Mein's stepson Joe Jacinto is now in San Felipe to help search for survivors. Dena Jacinto said he was on private boat all of Wednesday looking along the shores of five islands where his father or others might be.
"We're in constant contact (with the other families) and we've all been sharing information," Jacinto said.
The families have set up a Website (findourfathers.blogspot.com), Facebook page and Twitter account to share information among themselves and the public about the search.
Jacinto said they were told the Mexican navy today would not send divers down to search the sunken 115-foot fishing vessel until after the search and rescue phase of the operation was completed. After that, it would be considered a recovery mission.
She said family members are all hoping the search will go on until all of the men on the boat are accounted for. She said it's been a nerve-wracking time for the families.
"It's exhausting, but we know we have to be strong," she said. "(Mein) is extremely healthy, so we think that if anyone can survive, he can."
Mein, 62, apparently has recovered from a close call before. While serving as a U.S. soldier during the Vietnam War, his tank ran over a landmine and exploded. Jacinto said he was trapped in the wreckage, but found a way to survive. He earned medals for his wartime efforts.

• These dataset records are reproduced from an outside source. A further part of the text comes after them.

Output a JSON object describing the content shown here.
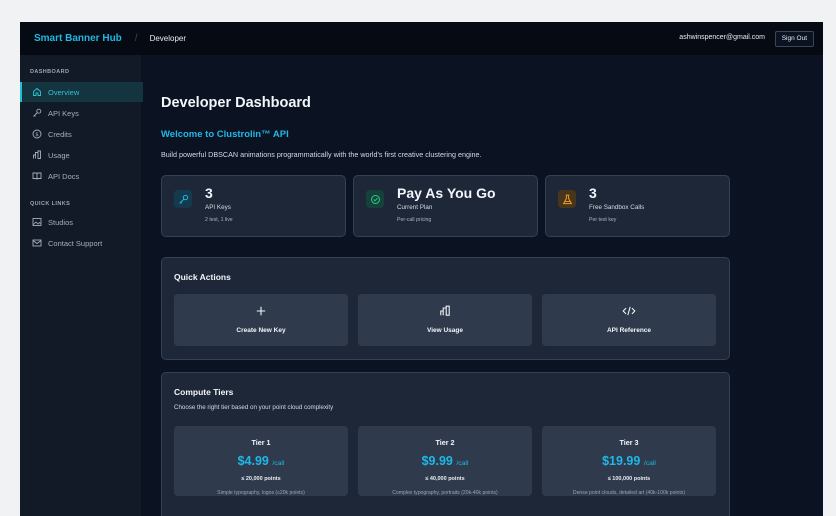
{
  "header": {
    "brand": "Smart Banner Hub",
    "separator": "/",
    "breadcrumb": "Developer",
    "email": "ashwinspencer@gmail.com",
    "sign_out": "Sign Out"
  },
  "sidebar": {
    "dashboard_title": "DASHBOARD",
    "items": [
      {
        "label": "Overview",
        "icon": "home-icon",
        "active": true
      },
      {
        "label": "API Keys",
        "icon": "key-icon"
      },
      {
        "label": "Credits",
        "icon": "dollar-icon"
      },
      {
        "label": "Usage",
        "icon": "bar-chart-icon"
      },
      {
        "label": "API Docs",
        "icon": "book-icon"
      }
    ],
    "quick_links_title": "QUICK LINKS",
    "links": [
      {
        "label": "Studios",
        "icon": "image-icon"
      },
      {
        "label": "Contact Support",
        "icon": "mail-icon"
      }
    ]
  },
  "main": {
    "title": "Developer Dashboard",
    "welcome": "Welcome to Clustrolin™ API",
    "description": "Build powerful DBSCAN animations programmatically with the world's first creative clustering engine.",
    "stats": [
      {
        "value": "3",
        "label": "API Keys",
        "sub": "2 test, 1 live",
        "icon": "key-icon",
        "color": "#1fb8e6"
      },
      {
        "value": "Pay As You Go",
        "label": "Current Plan",
        "sub": "Per-call pricing",
        "icon": "check-circle-icon",
        "color": "#2ecc8f"
      },
      {
        "value": "3",
        "label": "Free Sandbox Calls",
        "sub": "Per test key",
        "icon": "flask-icon",
        "color": "#f0a020"
      }
    ],
    "quick_actions": {
      "title": "Quick Actions",
      "items": [
        {
          "label": "Create New Key",
          "icon": "plus-icon"
        },
        {
          "label": "View Usage",
          "icon": "bar-chart-icon"
        },
        {
          "label": "API Reference",
          "icon": "code-icon"
        }
      ]
    },
    "compute_tiers": {
      "title": "Compute Tiers",
      "subtitle": "Choose the right tier based on your point cloud complexity",
      "tiers": [
        {
          "name": "Tier 1",
          "price": "$4.99",
          "per": "/call",
          "points": "≤ 20,000 points",
          "desc": "Simple typography, logos (≤20k points)"
        },
        {
          "name": "Tier 2",
          "price": "$9.99",
          "per": "/call",
          "points": "≤ 40,000 points",
          "desc": "Complex typography, portraits (20k-40k points)"
        },
        {
          "name": "Tier 3",
          "price": "$19.99",
          "per": "/call",
          "points": "≤ 100,000 points",
          "desc": "Dense point clouds, detailed art (40k-100k points)"
        }
      ]
    }
  },
  "colors": {
    "accent": "#1fb8e6",
    "background": "#0b1322",
    "card": "#1d2738",
    "tile": "#2f3a4d"
  }
}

Mein was born and raised in Modesto to a family with 14 brothers and sisters. He lived in Modesto most his life and worked 33 years for AT&T before recently retiring.
He and his wife, Sharren Mein, moved to Twain Harte a couple years ago.
"He's my rock," his wife said. They have been together 40 years and married for 35 years.
She said he loved to fish, and he had made this annual trip to Mexico with friends for about 10 years.
"All these guys know each other," Sharren Mein said.
They relied on the fishing vessel's 16-member crew to keep them safe, but that trust may have been misplaced.
She said her husband has talked to every survivor, some of them told him the captain "royally screwed up."
Some said the weather was so bad on Saturday night that the captain was told to remain in port, Jacinto said.
The boat's owner, Baja Sportfishing, has cancelled all future trips.
In an e-mail statement earlier this week, Baja Sportfishing said: "We are devastated by this horrible tragedy. Every effort is being made to assist the authorities in the search. Our thoughts and prayers continue to be with the families."